Biarkan semesta menyaksikan kesungguhanku dan kamu.


Saatnya olahraga jantung. Selamat menikmati keuwuan ini ya teman-teman. Please, jangan baper!



Bab 17



Waktu melesat bagai pesawat terbang yang siap menembus awan di atas langit. Cepat dan singkat. Sudah sebulan lebih Ian ada di Jakarta, lalu sekarang dia datang ke kampung halamanku. Ia ikut menghadiri pesta pernikahan Noya yang dijadwalkan H+7 lebaran. Dia jadi tamu istimewa keluarga besar kami, tepat saat Feri—suami Noya—sah menjadi anggota keluarga besar kami tahun ini.

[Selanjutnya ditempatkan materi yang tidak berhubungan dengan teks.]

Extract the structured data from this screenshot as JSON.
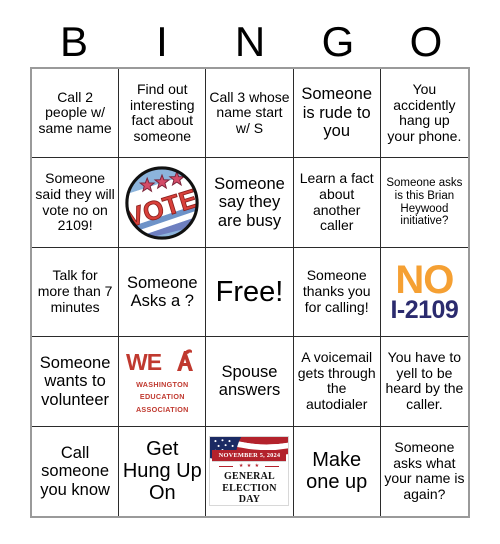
{
  "header": {
    "letters": [
      "B",
      "I",
      "N",
      "G",
      "O"
    ]
  },
  "colors": {
    "no_orange": "#F5A033",
    "no_navy": "#2B2B6E",
    "wea_red": "#C0392F",
    "ribbon_red": "#B3222C",
    "vote_blue": "#8CB4DC",
    "vote_red": "#D8403A",
    "grid_line": "#2b2b2b"
  },
  "grid": {
    "rows": 5,
    "columns": 5,
    "cells": [
      {
        "id": "b1",
        "type": "text",
        "text": "Call 2 people w/ same name",
        "size": "sz-s"
      },
      {
        "id": "i1",
        "type": "text",
        "text": "Find out interesting fact about someone",
        "size": "sz-s"
      },
      {
        "id": "n1",
        "type": "text",
        "text": "Call 3 whose name start w/ S",
        "size": "sz-s"
      },
      {
        "id": "g1",
        "type": "text",
        "text": "Someone is rude to you",
        "size": "sz-m"
      },
      {
        "id": "o1",
        "type": "text",
        "text": "You accidently hang up your phone.",
        "size": "sz-s"
      },
      {
        "id": "b2",
        "type": "text",
        "text": "Someone said they will vote no on 2109!",
        "size": "sz-s"
      },
      {
        "id": "i2",
        "type": "image",
        "image": "vote-button-badge",
        "alt": "VOTE campaign button"
      },
      {
        "id": "n2",
        "type": "text",
        "text": "Someone say they are busy",
        "size": "sz-m"
      },
      {
        "id": "g2",
        "type": "text",
        "text": "Learn a fact about another caller",
        "size": "sz-s"
      },
      {
        "id": "o2",
        "type": "text",
        "text": "Someone asks is this Brian Heywood initiative?",
        "size": "sz-xs"
      },
      {
        "id": "b3",
        "type": "text",
        "text": "Talk for more than 7 minutes",
        "size": "sz-s"
      },
      {
        "id": "i3",
        "type": "text",
        "text": "Someone Asks a ?",
        "size": "sz-m"
      },
      {
        "id": "n3",
        "type": "text",
        "text": "Free!",
        "size": "sz-xl"
      },
      {
        "id": "g3",
        "type": "text",
        "text": "Someone thanks you for calling!",
        "size": "sz-s"
      },
      {
        "id": "o3",
        "type": "image",
        "image": "no-i-2109-logo",
        "alt": "NO I-2109 logo",
        "logo_line1": "NO",
        "logo_line2": "I-2109"
      },
      {
        "id": "b4",
        "type": "text",
        "text": "Someone wants to volunteer",
        "size": "sz-m"
      },
      {
        "id": "i4",
        "type": "image",
        "image": "wea-logo",
        "alt": "WEA logo",
        "logo_mark": "WEA",
        "logo_sub": "WASHINGTON\nEDUCATION\nASSOCIATION"
      },
      {
        "id": "n4",
        "type": "text",
        "text": "Spouse answers",
        "size": "sz-m"
      },
      {
        "id": "g4",
        "type": "text",
        "text": "A voicemail gets through the autodialer",
        "size": "sz-s"
      },
      {
        "id": "o4",
        "type": "text",
        "text": "You have to yell to be heard by the caller.",
        "size": "sz-s"
      },
      {
        "id": "b5",
        "type": "text",
        "text": "Call someone you know",
        "size": "sz-m"
      },
      {
        "id": "i5",
        "type": "text",
        "text": "Get Hung Up On",
        "size": "sz-l"
      },
      {
        "id": "n5",
        "type": "image",
        "image": "general-election-day-graphic",
        "alt": "General Election Day November 5, 2024",
        "date_text": "NOVEMBER 5, 2024",
        "title_line1": "GENERAL",
        "title_line2": "ELECTION",
        "title_line3": "DAY",
        "stars": "★ ★ ★"
      },
      {
        "id": "g5",
        "type": "text",
        "text": "Make one up",
        "size": "sz-l"
      },
      {
        "id": "o5",
        "type": "text",
        "text": "Someone asks what your name is again?",
        "size": "sz-s"
      }
    ]
  },
  "vote_badge": {
    "word": "VOTE",
    "star_count": 3
  }
}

Ya, kebahagiaan melingkupi seluruh orang di sini, termasuk budhe dan pakdeku yang terus dan selalu bertanya, "kapan giliran kamu, Kanes?". Sekarang aku sudah bisa menjawab pertanyaannya dengan membawa calon suami datang ke rumah. Nanti biar kujawab, "tuh orangnya datang. Budhe dan Pakde mau tanya apa? Langsung saja sama orangnya".

Aku pastikan Ian akan diinterogasi banyak hal oleh mereka, aku sudah mengingatkannya soal siapa-siapa saja yang tingkat bawelnya di atas rata-rata manusia biasa. Dia harus sabar menghadapi keluarga besarku ini.

"Tenang, aku bisa kok," jawab Ian waktu aku telepon sehari sebelum dia ada di sini. Dan sekarang aku sangat lega, Ian terlihat bisa membaur dengan sekumpulan orang-orang bawel bin cerewet yang masih terhitung keluargaku. Tentu saja tidak semua orang begitu.

Ian kusuruh datang sendiri dan ia menurut. Ya, sebab ini kali pertama aku mengenalkan dia kepada keluarga besarku—meski namanya sering disebut-sebut oleh beberapa orang, sudah tidak asing lagi di telinga mereka. Apalagi Noya banyak bercerita kepada semua orang. Menguntungkan juga sih, karena tanpa diduga semua orang menyambut calonku penuh suka cita. Bahkan teman-teman Papa yang sedang menjadi tamu di pernikahan Noya saja sampai ikut antusias.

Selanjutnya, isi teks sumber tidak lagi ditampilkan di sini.